The North Face Black Series

VF Corp. took a hard hit in the fiscal first quarter, but Steve Rendle, chairman, president and chief executive officer, said the company is positioned to build on its strengths

Losses for the quarter ended June 27 totaled $285.6 million, down from earnings of $49.2 million a year earlier, as revenues fell 47.5 percent to $1.1 billion from $2.1 billion 

Sales at Vans declined 52 percent while The North Face was off 45 percent, Timberland was down 43 percent and the work-oriented Dickies decreased 16 percent.

The picture was brighter online and VF’s digital revenues jumped 78 percent as customers stayed home and clicked.

In Greater China, where the coronavirus first took hold and started to disrupt commerce in late January, revenues were flat for the quarter, with a 5 percent increase in Mainland China.

“VF is built for this moment, which is what gives us continued confidence and optimism,” Rendle said. “Our financial and operational rigor, the affinity consumers have for our iconic brands, and the progress we’ve made in recent years with our digital transformation have us well-positioned to not only manage the complexities of the current environment, but to drive long-term growth.
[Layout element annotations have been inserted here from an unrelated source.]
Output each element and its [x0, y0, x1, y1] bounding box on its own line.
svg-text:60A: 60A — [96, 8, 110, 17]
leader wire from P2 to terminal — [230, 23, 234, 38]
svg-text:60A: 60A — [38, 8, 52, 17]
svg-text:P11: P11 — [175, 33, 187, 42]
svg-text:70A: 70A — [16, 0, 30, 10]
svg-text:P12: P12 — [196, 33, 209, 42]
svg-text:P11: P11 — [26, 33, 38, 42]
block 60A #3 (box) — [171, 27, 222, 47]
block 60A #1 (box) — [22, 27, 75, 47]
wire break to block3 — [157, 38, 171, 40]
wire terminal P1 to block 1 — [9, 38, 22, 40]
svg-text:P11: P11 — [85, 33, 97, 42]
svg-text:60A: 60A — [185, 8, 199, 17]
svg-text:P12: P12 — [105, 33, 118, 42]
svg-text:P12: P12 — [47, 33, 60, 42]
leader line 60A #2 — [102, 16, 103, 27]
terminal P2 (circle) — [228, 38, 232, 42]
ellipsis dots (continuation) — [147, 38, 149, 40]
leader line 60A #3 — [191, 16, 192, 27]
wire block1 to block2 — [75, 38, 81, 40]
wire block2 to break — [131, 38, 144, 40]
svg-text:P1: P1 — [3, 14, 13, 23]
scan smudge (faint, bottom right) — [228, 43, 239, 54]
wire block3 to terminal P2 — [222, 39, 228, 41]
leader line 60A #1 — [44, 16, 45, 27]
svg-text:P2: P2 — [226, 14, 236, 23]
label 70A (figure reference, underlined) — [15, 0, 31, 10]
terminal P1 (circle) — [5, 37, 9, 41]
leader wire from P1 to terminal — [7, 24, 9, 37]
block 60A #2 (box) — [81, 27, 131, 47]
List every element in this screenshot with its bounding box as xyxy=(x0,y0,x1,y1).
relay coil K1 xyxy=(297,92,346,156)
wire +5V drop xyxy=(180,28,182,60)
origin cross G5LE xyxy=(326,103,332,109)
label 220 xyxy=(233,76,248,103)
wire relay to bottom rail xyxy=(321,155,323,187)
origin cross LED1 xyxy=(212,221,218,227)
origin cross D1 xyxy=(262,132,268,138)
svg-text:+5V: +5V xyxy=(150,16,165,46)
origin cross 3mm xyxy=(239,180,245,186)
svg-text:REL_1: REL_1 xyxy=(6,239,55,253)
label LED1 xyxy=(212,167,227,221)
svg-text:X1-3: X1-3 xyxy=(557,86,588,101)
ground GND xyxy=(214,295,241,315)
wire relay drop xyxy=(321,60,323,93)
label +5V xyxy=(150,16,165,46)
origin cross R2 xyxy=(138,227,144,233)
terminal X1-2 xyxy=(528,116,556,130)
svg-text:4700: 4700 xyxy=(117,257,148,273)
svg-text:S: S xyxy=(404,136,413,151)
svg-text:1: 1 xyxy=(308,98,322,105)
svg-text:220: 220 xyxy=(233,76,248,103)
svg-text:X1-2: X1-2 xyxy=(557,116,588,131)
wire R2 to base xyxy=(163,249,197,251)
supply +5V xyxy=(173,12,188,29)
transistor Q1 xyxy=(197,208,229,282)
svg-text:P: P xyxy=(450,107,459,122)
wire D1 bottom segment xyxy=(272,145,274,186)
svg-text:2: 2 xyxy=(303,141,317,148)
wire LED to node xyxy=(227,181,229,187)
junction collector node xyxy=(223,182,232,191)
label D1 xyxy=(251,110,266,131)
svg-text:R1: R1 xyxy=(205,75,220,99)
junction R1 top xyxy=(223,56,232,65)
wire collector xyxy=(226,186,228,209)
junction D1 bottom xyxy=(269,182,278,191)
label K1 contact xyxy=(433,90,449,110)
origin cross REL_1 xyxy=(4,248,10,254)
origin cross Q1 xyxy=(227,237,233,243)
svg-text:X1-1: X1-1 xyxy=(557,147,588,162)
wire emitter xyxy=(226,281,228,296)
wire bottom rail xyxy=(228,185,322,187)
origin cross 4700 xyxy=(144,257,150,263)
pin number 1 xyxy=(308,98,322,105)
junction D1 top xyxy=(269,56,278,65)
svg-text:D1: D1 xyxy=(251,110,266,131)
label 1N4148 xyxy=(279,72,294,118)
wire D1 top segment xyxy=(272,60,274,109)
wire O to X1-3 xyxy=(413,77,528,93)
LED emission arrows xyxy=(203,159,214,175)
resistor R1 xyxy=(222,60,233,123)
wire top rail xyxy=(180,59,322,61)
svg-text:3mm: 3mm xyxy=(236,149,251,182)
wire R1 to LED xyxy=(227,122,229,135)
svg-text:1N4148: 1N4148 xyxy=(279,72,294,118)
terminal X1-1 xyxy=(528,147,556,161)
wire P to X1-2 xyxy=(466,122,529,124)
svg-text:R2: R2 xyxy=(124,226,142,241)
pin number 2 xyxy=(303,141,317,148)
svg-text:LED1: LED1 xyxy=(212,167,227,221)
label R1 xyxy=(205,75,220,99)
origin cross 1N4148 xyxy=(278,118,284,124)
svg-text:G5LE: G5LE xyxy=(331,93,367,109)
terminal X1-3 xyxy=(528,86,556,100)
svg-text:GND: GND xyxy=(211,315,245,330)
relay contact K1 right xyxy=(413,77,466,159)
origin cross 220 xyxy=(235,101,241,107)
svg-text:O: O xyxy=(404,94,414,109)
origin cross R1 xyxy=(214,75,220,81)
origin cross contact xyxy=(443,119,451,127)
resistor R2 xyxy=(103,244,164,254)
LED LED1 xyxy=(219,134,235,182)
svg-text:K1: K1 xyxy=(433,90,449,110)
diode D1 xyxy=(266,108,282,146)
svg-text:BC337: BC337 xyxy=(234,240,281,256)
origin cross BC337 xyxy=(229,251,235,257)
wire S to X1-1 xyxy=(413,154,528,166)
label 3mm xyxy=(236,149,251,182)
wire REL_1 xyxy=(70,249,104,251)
As we continue through our fiscal year, we’ll build on the strengths we’re already seeing in the core elements of our strategy, including maintaining our strong cash and liquidity position and further accelerating our digital business worldwide, especially in China.”

VF has taken a “fortress balance sheet” approach to stocking up during the coronavirus crisis and, in keeping with its long history of dealmaking, is also keeping a keen eye out for opportunities in the market.

The company ended the quarter with $2.1 billion in cash and equivalents on its balance sheet, a big jump from the $561 million held a year earlier.